Feb 1, 2008
Book written by: Dennis Okholm
Author Dennis Okholm is a Presbyterian minister with an interest in Benedictine life and spirituality. Raised as a Pentecostal and a Baptist, he presents his life story and attraction to the Benedictines. Okholm became an oblate or an associate with Blue Cloud Abbey in South Dakota before becoming involved with the American Benedictine Academy. Benedictine oblates are not only Roman Catholics but also include other Christians.
Okholm examines Benedictinism from an evangelical Protestant point of view and explains to his fellow evangelicals it is all about; and that it is something they do not need to fear. To begin, he presents the Rule of St. Benedict so that they may have a better understanding of this sixth century document. He also shows how Benedictine spirituality or life is lived by the monks and nuns, but also by lay people. His chapters explore: listening, poverty, obedience, humility, hospitality, stability, balance, and how all of this and more can change the world in which we live. Okholm also points out why the Protestant Reformers like Martin Luther, John Calvin and others opposed monasticism due to some abuses before and after the Reformation. He is clear to point out that these fears are no longer valid and that monasticism is a good thing.

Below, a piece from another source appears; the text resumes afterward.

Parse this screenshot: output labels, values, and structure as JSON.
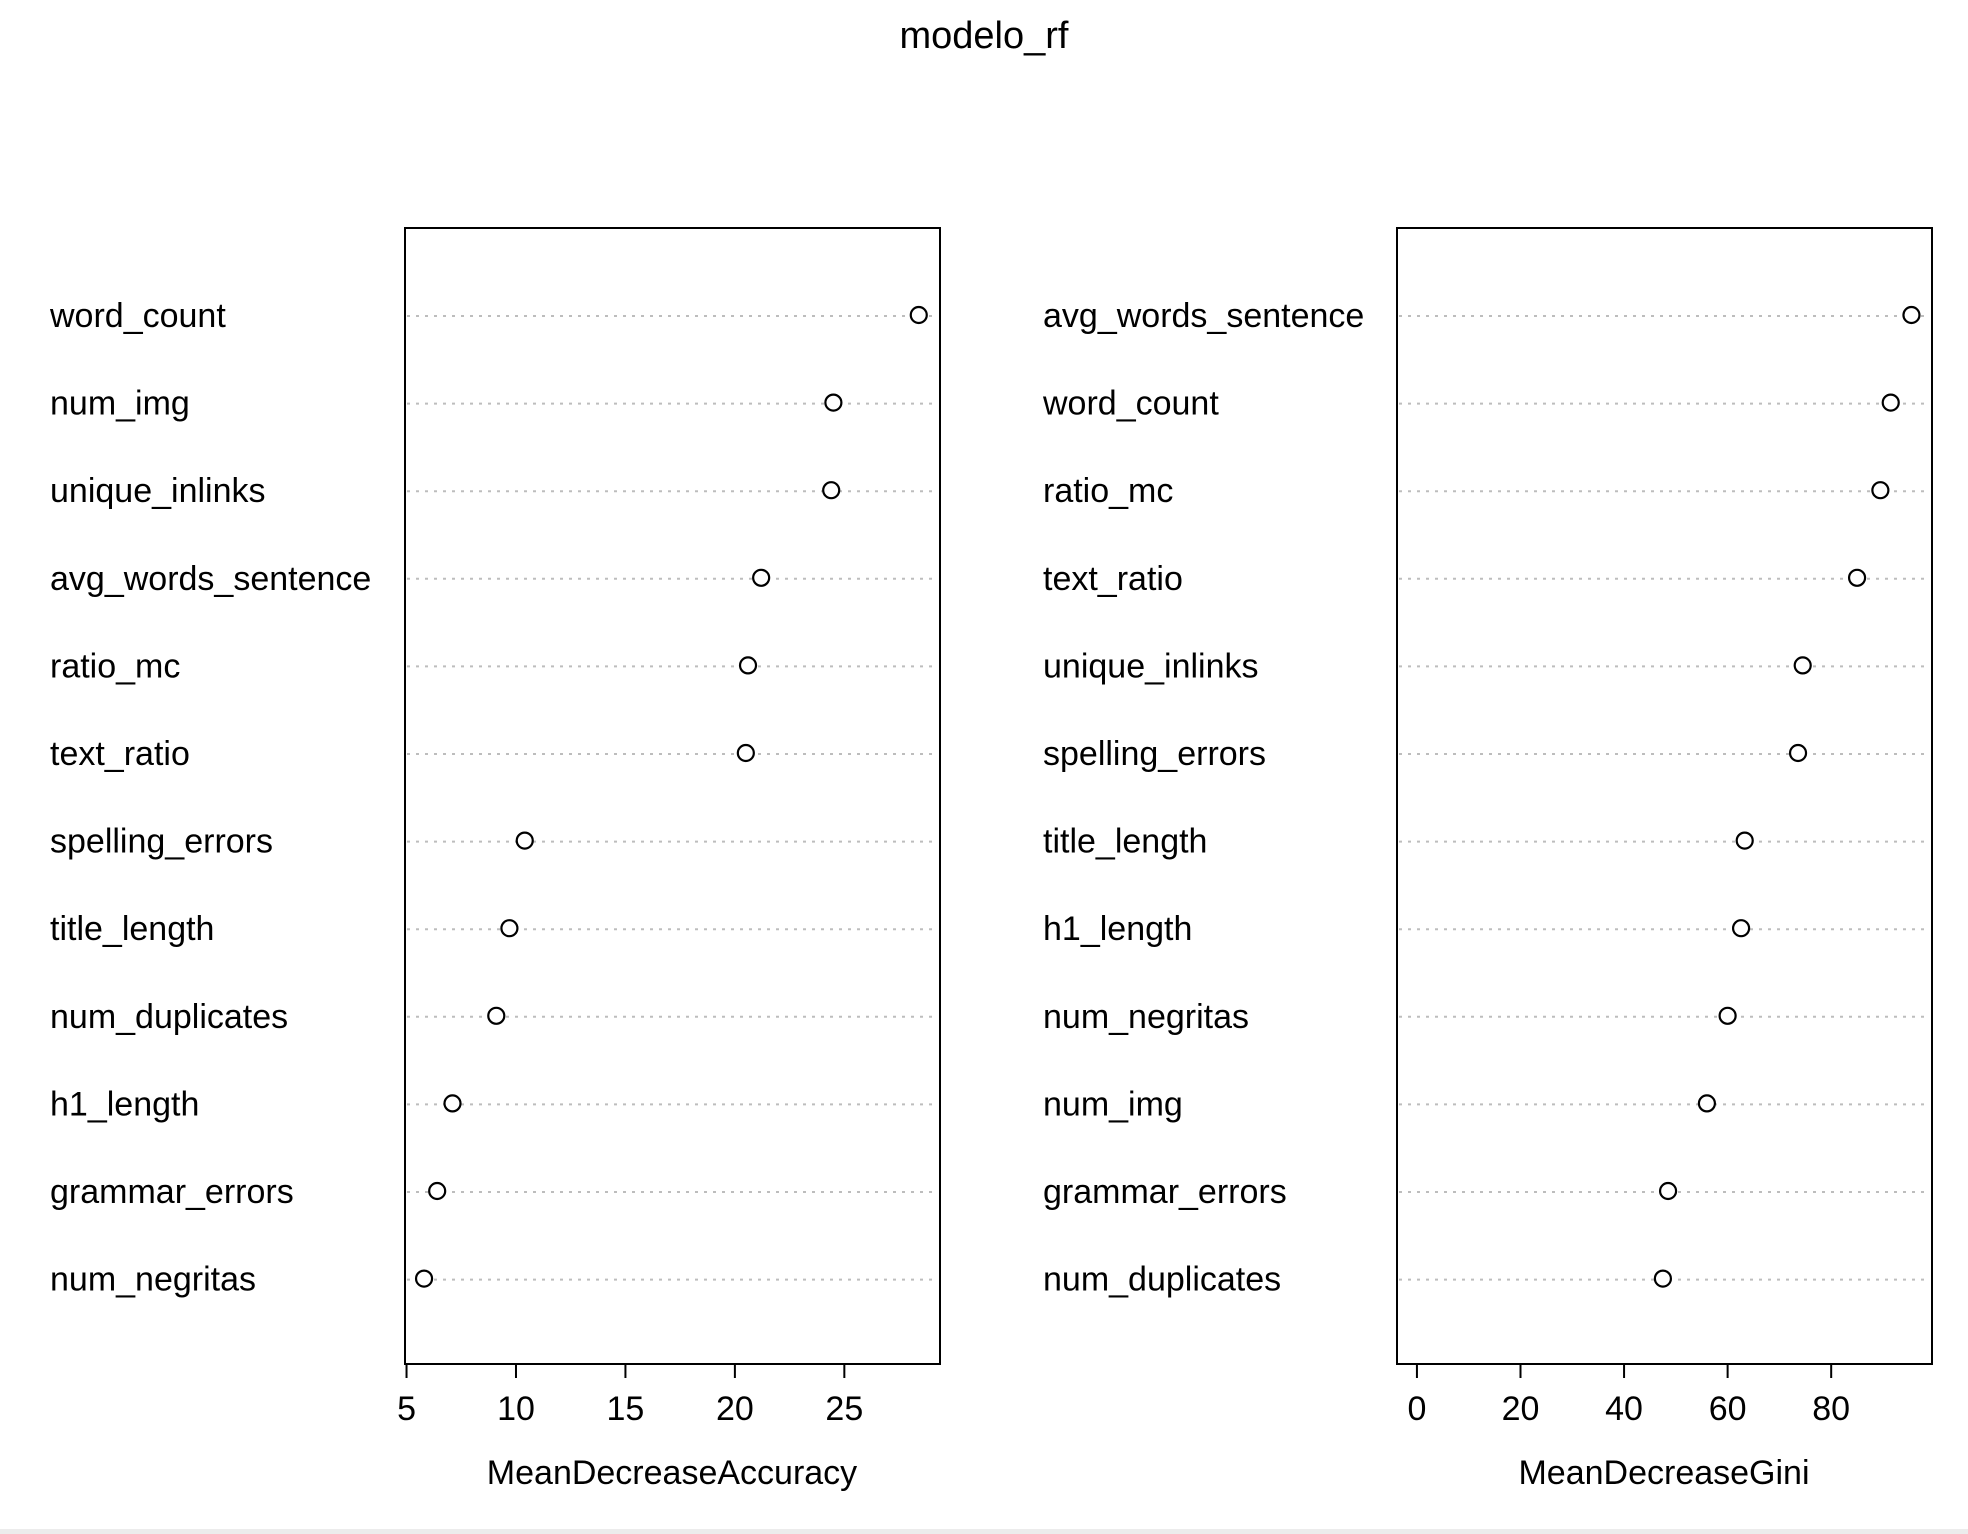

Okholm shows that Benedictine spirituality is not complicated; in fact it is quite simple and very ordinary. The ordinariness of their lives is a great asceticism in itself. One does not have to look for exotic or oriental methods of spirituality. St. Benedict compiled his Rule by picking the best from the monastic traditions before him, focusing especially on living a balanced and moderate life. His Rule is very scripturally oriented and uses the best from St. Augustine of Hippo, John Cassian, the Rule of the Master, St. Basil the Great, and other monastic founders and documents.
Okholm has conducted successful and eye-opening classes on Benedictine spirituality at the colleges where he has taught. This book is a fruit of that experience and of his lived experience as a Benedictine oblate. This reviewer is a Benedictine monk and he can say that Okholm has done a great job of explaining Benedictinism and its spirituality. This book is highly recommended to Protestants and Catholics curious about Benedictines and their spirituality.
Dennis Okholm (Ph.D. from Princeton Theological Seminary) is a professor of theology at Azusa Pacific University and a parish associate at St. Andrew’s Presbyterian Church in Newport Beach, California. He has taught in North Dakota, Kentucky, Illinois, and other places. He is the author of The Gospel in Black and White (1998), and is the co-author of Invitation to Philosophy (2005), Evangelicals and Scripture (2004), A Family of Faith (2001) and of others.